Local computer: In order to download the paper from the list run the file_downloader.py
./file_downloader.py
OR
python3 file_downloader.py
The output of this program will be a file that contains the paper information (Tittle, author, abstract etc) it is alled abstracts.dat.
Black list creation
note: before running this program you should verify that you have the abstracts.dat file (previously created) in the word directory
./black_list.py
OR
python3 black_list.py
The output of this program is a list with the most abundant words that will be used to remove the other abstracts.
Co-occurrence note: before running this program you should verify that you have the blacklist.dat and cleanAbs.dat files (previously created) in the word directory.
./co-ocurrence.py
OR
python3 co-ocurrence.py
This program counts the pair co-occurrence words, asks the user for a word of interest and looks in the list for the coincidence and prints if the word was associated with the abstracts.
Cluster:
In order to run the analysis in the cluster previously you need to access your account to the computerome server as the guide explains (guide: http://gbar.dtu.dk/faq/53-ssh ).
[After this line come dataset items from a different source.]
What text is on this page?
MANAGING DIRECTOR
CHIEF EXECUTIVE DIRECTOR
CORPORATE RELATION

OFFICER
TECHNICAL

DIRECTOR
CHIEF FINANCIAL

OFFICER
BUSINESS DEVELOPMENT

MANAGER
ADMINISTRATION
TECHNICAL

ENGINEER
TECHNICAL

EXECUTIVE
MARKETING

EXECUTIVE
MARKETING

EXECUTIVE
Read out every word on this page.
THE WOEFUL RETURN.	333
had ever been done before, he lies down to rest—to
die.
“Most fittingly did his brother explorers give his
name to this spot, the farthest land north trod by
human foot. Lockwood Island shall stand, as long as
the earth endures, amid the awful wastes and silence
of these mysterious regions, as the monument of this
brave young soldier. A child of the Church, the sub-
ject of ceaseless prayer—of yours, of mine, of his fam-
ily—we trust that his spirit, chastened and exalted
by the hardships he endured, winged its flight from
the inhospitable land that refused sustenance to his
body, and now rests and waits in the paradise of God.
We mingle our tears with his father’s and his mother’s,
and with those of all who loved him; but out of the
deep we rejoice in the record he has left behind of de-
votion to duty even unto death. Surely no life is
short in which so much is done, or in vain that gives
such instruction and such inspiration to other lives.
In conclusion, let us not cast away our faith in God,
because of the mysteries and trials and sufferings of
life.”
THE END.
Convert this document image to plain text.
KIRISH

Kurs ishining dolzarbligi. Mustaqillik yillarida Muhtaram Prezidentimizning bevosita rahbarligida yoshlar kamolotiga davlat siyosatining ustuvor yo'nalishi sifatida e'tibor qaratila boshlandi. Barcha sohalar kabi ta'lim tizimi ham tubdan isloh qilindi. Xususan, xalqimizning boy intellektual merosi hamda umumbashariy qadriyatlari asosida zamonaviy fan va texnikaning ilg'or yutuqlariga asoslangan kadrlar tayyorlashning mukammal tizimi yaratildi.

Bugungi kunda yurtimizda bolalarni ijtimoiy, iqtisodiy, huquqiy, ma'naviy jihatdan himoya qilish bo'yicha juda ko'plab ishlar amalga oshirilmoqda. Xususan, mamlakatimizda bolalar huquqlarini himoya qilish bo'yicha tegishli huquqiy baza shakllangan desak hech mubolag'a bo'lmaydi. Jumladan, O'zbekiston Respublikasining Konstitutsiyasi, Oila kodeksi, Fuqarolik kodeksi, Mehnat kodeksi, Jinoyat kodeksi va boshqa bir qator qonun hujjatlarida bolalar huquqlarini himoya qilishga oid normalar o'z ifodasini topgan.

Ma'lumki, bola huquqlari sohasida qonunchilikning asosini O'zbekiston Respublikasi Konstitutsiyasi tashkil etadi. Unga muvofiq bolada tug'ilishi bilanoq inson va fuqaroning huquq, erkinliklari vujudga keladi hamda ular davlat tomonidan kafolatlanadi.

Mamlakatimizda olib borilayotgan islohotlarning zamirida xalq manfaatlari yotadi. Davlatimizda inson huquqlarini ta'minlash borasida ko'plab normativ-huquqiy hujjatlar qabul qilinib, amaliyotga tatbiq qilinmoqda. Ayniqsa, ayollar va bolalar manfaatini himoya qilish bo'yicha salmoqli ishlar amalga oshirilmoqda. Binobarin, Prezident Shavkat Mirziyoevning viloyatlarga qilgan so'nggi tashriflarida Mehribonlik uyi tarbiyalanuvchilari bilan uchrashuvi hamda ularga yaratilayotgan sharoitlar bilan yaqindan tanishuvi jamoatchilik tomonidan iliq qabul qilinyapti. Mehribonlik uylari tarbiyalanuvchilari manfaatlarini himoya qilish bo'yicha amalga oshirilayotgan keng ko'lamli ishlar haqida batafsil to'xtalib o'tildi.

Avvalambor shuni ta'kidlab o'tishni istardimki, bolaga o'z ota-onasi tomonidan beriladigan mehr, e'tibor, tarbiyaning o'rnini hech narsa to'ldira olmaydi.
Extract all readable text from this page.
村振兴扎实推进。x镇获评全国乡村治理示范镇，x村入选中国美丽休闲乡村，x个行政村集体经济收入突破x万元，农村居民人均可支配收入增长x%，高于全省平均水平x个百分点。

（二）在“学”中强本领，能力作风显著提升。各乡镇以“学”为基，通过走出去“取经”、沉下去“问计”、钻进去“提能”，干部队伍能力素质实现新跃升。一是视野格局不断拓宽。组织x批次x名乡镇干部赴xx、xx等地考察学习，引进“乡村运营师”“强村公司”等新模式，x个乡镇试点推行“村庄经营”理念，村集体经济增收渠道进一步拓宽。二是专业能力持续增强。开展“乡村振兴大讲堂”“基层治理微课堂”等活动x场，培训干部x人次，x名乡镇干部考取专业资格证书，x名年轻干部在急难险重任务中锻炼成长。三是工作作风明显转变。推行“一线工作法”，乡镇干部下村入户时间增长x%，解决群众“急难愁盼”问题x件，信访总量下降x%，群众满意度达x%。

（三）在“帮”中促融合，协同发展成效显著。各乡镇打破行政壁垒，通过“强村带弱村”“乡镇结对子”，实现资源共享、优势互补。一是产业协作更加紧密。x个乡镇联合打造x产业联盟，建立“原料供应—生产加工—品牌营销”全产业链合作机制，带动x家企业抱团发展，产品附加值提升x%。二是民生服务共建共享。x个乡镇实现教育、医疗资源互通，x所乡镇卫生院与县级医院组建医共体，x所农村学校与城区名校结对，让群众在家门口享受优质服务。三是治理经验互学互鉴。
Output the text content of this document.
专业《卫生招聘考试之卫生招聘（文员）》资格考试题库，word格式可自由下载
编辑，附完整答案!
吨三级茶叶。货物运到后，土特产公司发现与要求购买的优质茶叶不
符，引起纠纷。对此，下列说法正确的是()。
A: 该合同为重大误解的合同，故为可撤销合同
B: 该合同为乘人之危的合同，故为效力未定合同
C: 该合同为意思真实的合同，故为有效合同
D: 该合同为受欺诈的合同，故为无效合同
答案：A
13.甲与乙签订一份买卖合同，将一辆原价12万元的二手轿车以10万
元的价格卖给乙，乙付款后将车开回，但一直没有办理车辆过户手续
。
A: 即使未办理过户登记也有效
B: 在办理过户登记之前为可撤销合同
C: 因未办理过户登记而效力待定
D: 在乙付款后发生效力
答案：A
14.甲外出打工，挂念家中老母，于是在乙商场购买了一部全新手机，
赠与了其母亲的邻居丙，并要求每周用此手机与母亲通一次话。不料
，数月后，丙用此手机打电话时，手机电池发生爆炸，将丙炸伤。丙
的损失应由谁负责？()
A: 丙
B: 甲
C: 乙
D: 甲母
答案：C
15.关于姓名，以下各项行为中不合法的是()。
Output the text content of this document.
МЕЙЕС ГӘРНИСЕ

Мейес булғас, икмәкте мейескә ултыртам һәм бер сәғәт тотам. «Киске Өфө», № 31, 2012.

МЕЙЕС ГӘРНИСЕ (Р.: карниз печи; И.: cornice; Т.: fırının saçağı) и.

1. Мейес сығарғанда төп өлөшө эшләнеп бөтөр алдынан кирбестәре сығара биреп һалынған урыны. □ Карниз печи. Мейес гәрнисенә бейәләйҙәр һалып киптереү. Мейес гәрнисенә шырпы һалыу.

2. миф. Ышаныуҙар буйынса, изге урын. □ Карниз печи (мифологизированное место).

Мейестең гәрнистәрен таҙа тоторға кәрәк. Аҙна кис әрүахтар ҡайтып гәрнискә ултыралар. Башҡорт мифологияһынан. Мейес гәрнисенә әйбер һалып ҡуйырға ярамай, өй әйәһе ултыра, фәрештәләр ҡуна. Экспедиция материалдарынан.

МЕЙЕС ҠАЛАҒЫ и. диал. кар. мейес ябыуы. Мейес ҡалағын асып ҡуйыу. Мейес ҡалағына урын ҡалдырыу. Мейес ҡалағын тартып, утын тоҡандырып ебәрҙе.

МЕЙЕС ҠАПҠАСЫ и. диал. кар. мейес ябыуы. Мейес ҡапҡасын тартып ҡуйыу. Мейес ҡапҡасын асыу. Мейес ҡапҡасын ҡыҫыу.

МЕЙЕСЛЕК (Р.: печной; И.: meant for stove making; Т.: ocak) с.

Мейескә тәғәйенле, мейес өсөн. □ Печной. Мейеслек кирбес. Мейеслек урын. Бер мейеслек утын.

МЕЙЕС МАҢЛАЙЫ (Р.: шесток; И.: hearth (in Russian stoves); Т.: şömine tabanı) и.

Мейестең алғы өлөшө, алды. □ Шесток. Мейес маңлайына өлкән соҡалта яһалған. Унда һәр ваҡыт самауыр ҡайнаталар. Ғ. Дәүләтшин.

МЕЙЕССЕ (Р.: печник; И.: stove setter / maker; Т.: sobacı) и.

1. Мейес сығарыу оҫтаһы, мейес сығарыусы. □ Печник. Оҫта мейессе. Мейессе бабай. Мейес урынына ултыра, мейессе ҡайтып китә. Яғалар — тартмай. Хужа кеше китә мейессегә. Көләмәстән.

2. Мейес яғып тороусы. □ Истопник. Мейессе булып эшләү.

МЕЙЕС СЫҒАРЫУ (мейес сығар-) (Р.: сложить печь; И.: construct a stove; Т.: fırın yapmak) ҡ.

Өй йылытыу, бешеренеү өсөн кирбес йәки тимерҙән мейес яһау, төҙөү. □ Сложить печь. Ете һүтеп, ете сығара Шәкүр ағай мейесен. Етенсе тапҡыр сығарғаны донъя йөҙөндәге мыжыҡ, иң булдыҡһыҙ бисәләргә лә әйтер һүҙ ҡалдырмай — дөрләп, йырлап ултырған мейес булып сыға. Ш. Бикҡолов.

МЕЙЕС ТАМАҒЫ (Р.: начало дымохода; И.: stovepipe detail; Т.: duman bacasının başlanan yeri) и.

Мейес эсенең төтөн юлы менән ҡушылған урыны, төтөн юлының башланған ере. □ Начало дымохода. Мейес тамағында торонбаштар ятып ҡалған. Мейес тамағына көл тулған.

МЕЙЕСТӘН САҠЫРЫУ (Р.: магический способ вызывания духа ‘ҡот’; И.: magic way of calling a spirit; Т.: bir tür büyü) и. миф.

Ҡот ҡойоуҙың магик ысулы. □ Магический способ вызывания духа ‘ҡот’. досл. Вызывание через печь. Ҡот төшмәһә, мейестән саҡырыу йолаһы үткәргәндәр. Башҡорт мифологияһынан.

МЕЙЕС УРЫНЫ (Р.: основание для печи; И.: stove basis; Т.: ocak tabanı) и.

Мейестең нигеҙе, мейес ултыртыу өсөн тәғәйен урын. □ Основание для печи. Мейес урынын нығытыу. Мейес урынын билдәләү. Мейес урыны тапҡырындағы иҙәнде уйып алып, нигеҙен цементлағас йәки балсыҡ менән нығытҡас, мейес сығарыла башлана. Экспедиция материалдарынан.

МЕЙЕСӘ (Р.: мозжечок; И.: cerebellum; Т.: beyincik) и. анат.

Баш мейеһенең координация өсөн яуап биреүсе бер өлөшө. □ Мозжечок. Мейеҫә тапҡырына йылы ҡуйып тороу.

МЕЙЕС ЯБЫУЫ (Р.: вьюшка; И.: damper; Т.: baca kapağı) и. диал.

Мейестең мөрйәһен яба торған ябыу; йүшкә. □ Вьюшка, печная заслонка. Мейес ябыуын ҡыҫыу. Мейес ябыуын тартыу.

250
There is a file that contains a list of 20,000 IDs (IDs.txt). The programs are in /zhome/40/9/166068/Python. you can copy to your own directory using cp command. In order to run the programs:
python3 file_downloader.py
python3 black_list.py
python3 co-ocurrence.py
The program count the co-ocurrence words in the abstract and calculate the LLH values. After that ask the user for a word of interest to look in the set of abstrat and determine if the input word is observed in the abstracts and also could see the LLH value. The result is observed like this:
Program | Big-O |
---|---|
data_dowloader.py | O(1) + O(1) + O(N) + O(1) |
black_list.py | O(logn) + O(n) + O(n) + O(n) + O(n^2) + O(n) + O(logn) + O(1) |
co-ocurrence.py | O(n) + O(1) + O(n) + O(n^2) + O(n^2) + O(n^2) + O(log2n) |
The present program is able to find co-occurrence and determine if two pair words within the abstract are associated. A future improvement will be to determine the pair word association in multiple abstracts and make it interactive where the user could introduce a pair of words and see the co-occurrence value in a set of abstract. Another limitation of this program is the abbreviation of different words or even the gene names. In a future version it could be removed from the abstracts, probably using a set that contains abbreviations in the field or name of genes.